The usual sources, such as the Down survey, Griffith's Valuation, electoral registers and county directories have been mined for data. The resultant book, handsomely produced and with many maps and colour photographs, gives the lie to the anonymous commentator, quoted by the author in his preface, who wrote: "Of all dull books, a conscientiously compiled parochial history is the dullest."
Larkin pays due respect to two eminent historians, Rev William Carrigan and Rev J. Holohan, for their pioneering work on Ossorian ecclesiastical history, and devotes a chapter to Owen O'Kelly's relevant and indispensable Placenames of County Kilkenny, last published in 1985.
This latest book is a worthy addition to the many works on Co Kilkenny and its history.
The Road to Knockeenbaun
By Ronald Larkin
Kilmanagh, Ballycallan and Killaloe Community Enterprise Group,
€30
The subtitle of Ireland's Banner County, "Clare from the Fall of Parnell to the Great War 1890-1918", might lead the would-be purchaser to assume that this intensively researched book is a history of the nationalist movement in Co Clare in the period mentioned. However, it is much more than this, and includes detailed sections on the split in the volunteers, "the home front", recruitment for the British Army in the county and an appendix listing the names, birthplaces and circumstances of the death of 505 Clare men who died in the Great War. It focuses, as the author writes in his introduction, on "the catalysing impact of World War I on one Irish county in an attempt to convey the greater national complexion during the 1890-1918 watershed period in modern Irish history".
McCarthy surveys the socio-economic situation in Clare and the "system" of local government which was the setting for crucial political change. There are vivid sidelights on aspects of the national revival (more Clare Irish-speakers in Buenos Aires than in any one area in Clare itself); on British recruitment methods (free drink, with one intended recruit declining to get involved in the "family feud" between Kaiser and King); on de Valera's election campaign (a priest in Quin accused him of being "a harbinger of red ruin and revolution").

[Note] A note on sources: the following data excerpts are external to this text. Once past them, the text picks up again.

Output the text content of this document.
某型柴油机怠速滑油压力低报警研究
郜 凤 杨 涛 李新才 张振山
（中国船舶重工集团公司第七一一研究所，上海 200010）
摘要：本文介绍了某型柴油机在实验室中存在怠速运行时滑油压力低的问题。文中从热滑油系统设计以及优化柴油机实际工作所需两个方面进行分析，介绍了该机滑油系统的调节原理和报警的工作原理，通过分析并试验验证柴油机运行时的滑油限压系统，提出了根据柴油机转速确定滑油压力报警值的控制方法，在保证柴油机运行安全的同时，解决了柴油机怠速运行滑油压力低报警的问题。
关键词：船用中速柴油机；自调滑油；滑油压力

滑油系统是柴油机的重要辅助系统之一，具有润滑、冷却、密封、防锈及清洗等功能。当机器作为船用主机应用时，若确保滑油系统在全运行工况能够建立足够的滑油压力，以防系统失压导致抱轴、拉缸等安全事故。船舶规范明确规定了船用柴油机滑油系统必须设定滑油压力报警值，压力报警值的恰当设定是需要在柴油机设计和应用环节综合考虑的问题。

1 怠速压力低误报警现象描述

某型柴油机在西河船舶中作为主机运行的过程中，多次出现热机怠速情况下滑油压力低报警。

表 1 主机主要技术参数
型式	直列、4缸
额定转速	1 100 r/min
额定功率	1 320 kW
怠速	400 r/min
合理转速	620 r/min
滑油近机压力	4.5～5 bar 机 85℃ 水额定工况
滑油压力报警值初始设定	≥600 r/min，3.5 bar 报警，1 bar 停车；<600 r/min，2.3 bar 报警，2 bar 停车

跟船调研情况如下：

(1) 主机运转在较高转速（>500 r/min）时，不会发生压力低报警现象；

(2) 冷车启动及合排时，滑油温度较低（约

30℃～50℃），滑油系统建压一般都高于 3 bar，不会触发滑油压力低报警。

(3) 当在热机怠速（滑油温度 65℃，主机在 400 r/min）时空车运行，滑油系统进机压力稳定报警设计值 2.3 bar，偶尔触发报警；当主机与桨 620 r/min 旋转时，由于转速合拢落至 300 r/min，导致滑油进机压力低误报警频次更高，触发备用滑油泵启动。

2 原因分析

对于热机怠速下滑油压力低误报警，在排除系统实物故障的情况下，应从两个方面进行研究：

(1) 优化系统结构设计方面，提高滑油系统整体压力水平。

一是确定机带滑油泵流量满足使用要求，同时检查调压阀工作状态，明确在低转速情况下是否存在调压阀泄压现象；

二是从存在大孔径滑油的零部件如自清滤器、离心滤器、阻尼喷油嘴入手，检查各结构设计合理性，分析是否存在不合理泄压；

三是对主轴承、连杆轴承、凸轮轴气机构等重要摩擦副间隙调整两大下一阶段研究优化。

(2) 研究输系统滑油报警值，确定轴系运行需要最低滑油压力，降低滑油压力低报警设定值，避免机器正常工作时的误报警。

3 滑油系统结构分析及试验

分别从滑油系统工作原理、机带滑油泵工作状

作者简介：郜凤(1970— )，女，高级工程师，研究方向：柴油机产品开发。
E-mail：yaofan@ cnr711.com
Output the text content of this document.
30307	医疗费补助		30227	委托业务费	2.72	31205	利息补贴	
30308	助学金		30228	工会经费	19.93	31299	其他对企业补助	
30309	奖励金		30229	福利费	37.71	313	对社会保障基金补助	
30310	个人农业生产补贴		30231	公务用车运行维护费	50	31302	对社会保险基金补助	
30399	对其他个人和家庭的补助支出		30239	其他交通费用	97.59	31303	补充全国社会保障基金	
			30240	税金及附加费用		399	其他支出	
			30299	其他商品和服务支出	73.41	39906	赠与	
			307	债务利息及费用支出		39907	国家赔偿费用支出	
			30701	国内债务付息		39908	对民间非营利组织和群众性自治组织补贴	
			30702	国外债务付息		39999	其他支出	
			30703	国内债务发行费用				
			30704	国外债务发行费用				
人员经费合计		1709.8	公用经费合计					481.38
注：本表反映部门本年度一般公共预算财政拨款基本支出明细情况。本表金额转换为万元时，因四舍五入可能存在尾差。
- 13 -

This is an entirely fresh and fascinating study of a critical period in the history of the author's native county.
Ireland's Banner County
By Daniel McCarthy
Saipan Press, Darragh, Ennis,
€29.95 hbk, €19.95 pbk
This issue of the Clogher Record, for the year 2002, was launched last March and is dedicated to Monaghan man Theo McMahon, editor of the journal for almost 25 years. The high standards set in this time in the editor's chair are maintained by the current editorial committee in a collection of scholarly articles that will appeal to the society's wide membership in counties Monaghan, Fermanagh, Tyrone, Louth and Cavan - and elsewhere, as the membership list of 900 shows.

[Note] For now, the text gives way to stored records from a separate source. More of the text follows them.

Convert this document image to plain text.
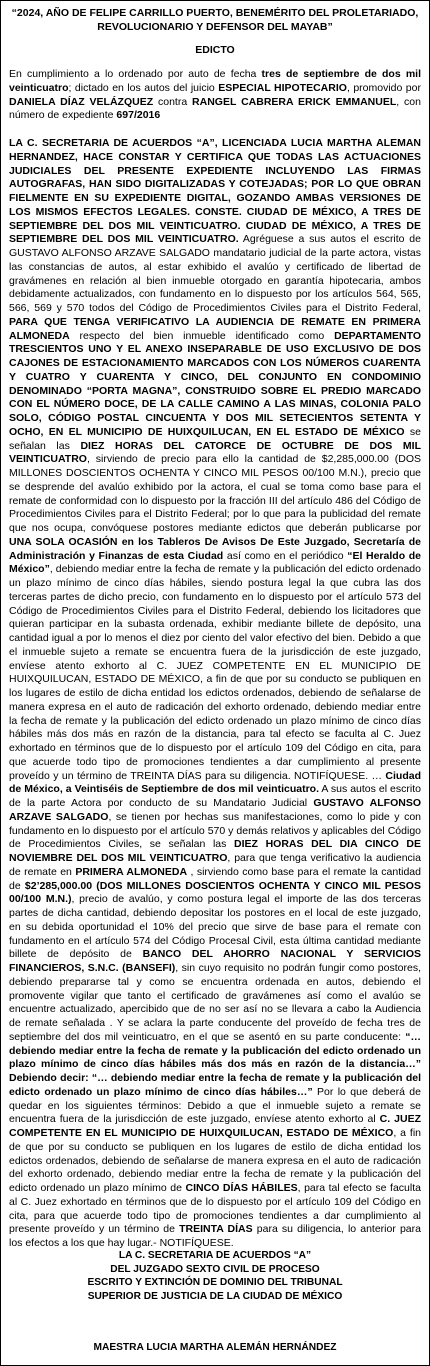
“2024, AÑO DE FELIPE CARRILLO PUERTO, BENEMÉRITO DEL PROLETARIADO,
REVOLUCIONARIO Y DEFENSOR DEL MAYAB”
EDICTO
En cumplimiento a lo ordenado por auto de fecha tres de septiembre de dos mil veinticuatro; dictado en los autos del juicio ESPECIAL HIPOTECARIO, promovido por DANIELA DÍAZ VELÁZQUEZ contra RANGEL CABRERA ERICK EMMANUEL, con número de expediente 697/2016
LA C. SECRETARIA DE ACUERDOS “A”, LICENCIADA LUCIA MARTHA ALEMAN HERNANDEZ, HACE CONSTAR Y CERTIFICA QUE TODAS LAS ACTUACIONES JUDICIALES DEL PRESENTE EXPEDIENTE INCLUYENDO LAS FIRMAS AUTOGRAFAS, HAN SIDO DIGITALIZADAS Y COTEJADAS; POR LO QUE OBRAN FIELMENTE EN SU EXPEDIENTE DIGITAL, GOZANDO AMBAS VERSIONES DE LOS MISMOS EFECTOS LEGALES. CONSTE. CIUDAD DE MÉXICO, A TRES DE SEPTIEMBRE DEL DOS MIL VEINTICUATRO. CIUDAD DE MÉXICO, A TRES DE SEPTIEMBRE DEL DOS MIL VEINTICUATRO. Agréguese a sus autos el escrito de GUSTAVO ALFONSO ARZAVE SALGADO mandatario judicial de la parte actora, vistas las constancias de autos, al estar exhibido el avalúo y certificado de libertad de gravámenes en relación al bien inmueble otorgado en garantía hipotecaria, ambos debidamente actualizados, con fundamento en lo dispuesto por los artículos 564, 565, 566, 569 y 570 todos del Código de Procedimientos Civiles para el Distrito Federal, PARA QUE TENGA VERIFICATIVO LA AUDIENCIA DE REMATE EN PRIMERA ALMONEDA respecto del bien inmueble identificado como DEPARTAMENTO TRESCIENTOS UNO Y EL ANEXO INSEPARABLE DE USO EXCLUSIVO DE DOS CAJONES DE ESTACIONAMIENTO MARCADOS CON LOS NÚMEROS CUARENTA Y CUATRO Y CUARENTA Y CINCO, DEL CONJUNTO EN CONDOMINIO DENOMINADO “PORTA MAGNA”, CONSTRUIDO SOBRE EL PREDIO MARCADO CON EL NÚMERO DOCE, DE LA CALLE CAMINO A LAS MINAS, COLONIA PALO SOLO, CÓDIGO POSTAL CINCUENTA Y DOS MIL SETECIENTOS SETENTA Y OCHO, EN EL MUNICIPIO DE HUIXQUILUCAN, EN EL ESTADO DE MÉXICO se señalan las DIEZ HORAS DEL CATORCE DE OCTUBRE DE DOS MIL VEINTICUATRO, sirviendo de precio para ello la cantidad de $2,285,000.00 (DOS MILLONES DOSCIENTOS OCHENTA Y CINCO MIL PESOS 00/100 M.N.), precio que se desprende del avalúo exhibido por la actora, el cual se toma como base para el remate de conformidad con lo dispuesto por la fracción III del artículo 486 del Código de Procedimientos Civiles para el Distrito Federal; por lo que para la publicidad del remate que nos ocupa, convóquese postores mediante edictos que deberán publicarse por UNA SOLA OCASIÓN en los Tableros De Avisos De Este Juzgado, Secretaría de Administración y Finanzas de esta Ciudad así como en el periódico “El Heraldo de México”, debiendo mediar entre la fecha de remate y la publicación del edicto ordenado un plazo mínimo de cinco días hábiles, siendo postura legal la que cubra las dos terceras partes de dicho precio, con fundamento en lo dispuesto por el artículo 573 del Código de Procedimientos Civiles para el Distrito Federal, debiendo los licitadores que quieran participar en la subasta ordenada, exhibir mediante billete de depósito, una cantidad igual a por lo menos el diez por ciento del valor efectivo del bien. Debido a que el inmueble sujeto a remate se encuentra fuera de la jurisdicción de este juzgado, envíese atento exhorto al C. JUEZ COMPETENTE EN EL MUNICIPIO DE HUIXQUILUCAN, ESTADO DE MÉXICO, a fin de que por su conducto se publiquen en los lugares de estilo de dicha entidad los edictos ordenados, debiendo de señalarse de manera expresa en el auto de radicación del exhorto ordenado, debiendo mediar entre la fecha de remate y la publicación del edicto ordenado un plazo mínimo de cinco días hábiles más dos más en razón de la distancia, para tal efecto se faculta al C. Juez exhortado en términos que de lo dispuesto por el artículo 109 del Código en cita, para que acuerde todo tipo de promociones tendientes a dar cumplimiento al presente proveído y un término de TREINTA DÍAS para su diligencia. NOTIFÍQUESE. … Ciudad de México, a Veintiséis de Septiembre de dos mil veinticuatro. A sus autos el escrito de la parte Actora por conducto de su Mandatario Judicial GUSTAVO ALFONSO ARZAVE SALGADO, se tienen por hechas sus manifestaciones, como lo pide y con fundamento en lo dispuesto por el artículo 570 y demás relativos y aplicables del Código de Procedimientos Civiles, se señalan las DIEZ HORAS DEL DIA CINCO DE NOVIEMBRE DEL DOS MIL VEINTICUATRO, para que tenga verificativo la audiencia de remate en PRIMERA ALMONEDA , sirviendo como base para el remate la cantidad de $2’285,000.00 (DOS MILLONES DOSCIENTOS OCHENTA Y CINCO MIL PESOS 00/100 M.N.), precio de avalúo, y como postura legal el importe de las dos terceras partes de dicha cantidad, debiendo depositar los postores en el local de este juzgado, en su debida oportunidad el 10% del precio que sirve de base para el remate con fundamento en el artículo 574 del Código Procesal Civil, esta última cantidad mediante billete de depósito de BANCO DEL AHORRO NACIONAL Y SERVICIOS FINANCIEROS, S.N.C. (BANSEFI), sin cuyo requisito no podrán fungir como postores, debiendo prepararse tal y como se encuentra ordenada en autos, debiendo el promovente vigilar que tanto el certificado de gravámenes así como el avalúo se encuentre actualizado, apercibido que de no ser así no se llevara a cabo la Audiencia de remate señalada . Y se aclara la parte conducente del proveído de fecha tres de septiembre del dos mil veinticuatro, en el que se asentó en su parte conducente: “… debiendo mediar entre la fecha de remate y la publicación del edicto ordenado un plazo mínimo de cinco días hábiles más dos más en razón de la distancia…” Debiendo decir: “… debiendo mediar entre la fecha de remate y la publicación del edicto ordenado un plazo mínimo de cinco días hábiles…” Por lo que deberá de quedar en los siguientes términos: Debido a que el inmueble sujeto a remate se encuentra fuera de la jurisdicción de este juzgado, envíese atento exhorto al C. JUEZ COMPETENTE EN EL MUNICIPIO DE HUIXQUILUCAN, ESTADO DE MÉXICO, a fin de que por su conducto se publiquen en los lugares de estilo de dicha entidad los edictos ordenados, debiendo de señalarse de manera expresa en el auto de radicación del exhorto ordenado, debiendo mediar entre la fecha de remate y la publicación del edicto ordenado un plazo mínimo de CINCO DÍAS HÁBILES, para tal efecto se faculta al C. Juez exhortado en términos que de lo dispuesto por el artículo 109 del Código en cita, para que acuerde todo tipo de promociones tendientes a dar cumplimiento al presente proveído y un término de TREINTA DÍAS para su diligencia, lo anterior para los efectos a los que hay lugar.- NOTIFÍQUESE.
LA C. SECRETARIA DE ACUERDOS “A”
DEL JUZGADO SEXTO CIVIL DE PROCESO
ESCRITO Y EXTINCIÓN DE DOMINIO DEL TRIBUNAL
SUPERIOR DE JUSTICIA DE LA CIUDAD DE MÉXICO
MAESTRA LUCIA MARTHA ALEMÁN HERNÁNDEZ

The keystone of this issue is a long and learned article on the early peoples and kingdoms of ancient Ulster by Ohio-based Donald Schlegel, in which he traces the reigns of the Ulaid kings from as far back as 69BC.
Rockcorry historian Brian McDonald contributes a study of 'Monaghan in the Age of Revolution', in which the methods used to subdue the United Irishmen are outlined - a Farney yeoman captain said others should "leave to me the curing of this district".

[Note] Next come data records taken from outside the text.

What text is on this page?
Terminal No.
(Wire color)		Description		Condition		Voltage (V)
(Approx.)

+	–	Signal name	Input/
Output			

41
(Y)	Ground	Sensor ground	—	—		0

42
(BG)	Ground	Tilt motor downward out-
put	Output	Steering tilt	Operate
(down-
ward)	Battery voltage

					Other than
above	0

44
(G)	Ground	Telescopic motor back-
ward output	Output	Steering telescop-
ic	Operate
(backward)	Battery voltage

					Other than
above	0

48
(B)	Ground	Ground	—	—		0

There are several other equally interesting pieces, at least two of which are illustrated with colour photographs - in short, something to appeal to Clogher folk everywhere.
Clogher Record: Golden Jubilee Issue
Clogher Historical Society, Monaghan
Although apparently self-published by the author in Toronto, albeit with subvention from Donegal County Council, Donegal Poitín - A History is an engaging book that should attract many readers in the county of the title, as well as in other places where poitín was (is?) produced. It is a well-developed study of poitín-making in Co Donegal where, in northern Inishowen alone, it was estimated in an 1806 revenue report that there were 1,300 illicit stills in the barony. Of 3,153 fines imposed on poitín-making parishes in Ireland in 1815, the author found that 960 were levied on Donegal and 565 of these were assessed on Inishowen.
This reviewer does not know whether Donegal poitín differs in any way from, say, the Monaghan brand (which he once,unwisely, imbibed), but there are, apparently, few differences in the method of production, described in colourful detail in this book. From earliest times, of course, the Irish made their own spirits (giving the world uisce beatha, or whiskey) and until the 17th century attempts were made to impose a duty on the stuff. From then on, there was a constant battle between illegal distillers and the authorities. It is to their official reports that the author owes much of his intensively researched findings, which he has successfully collated into a readable local history.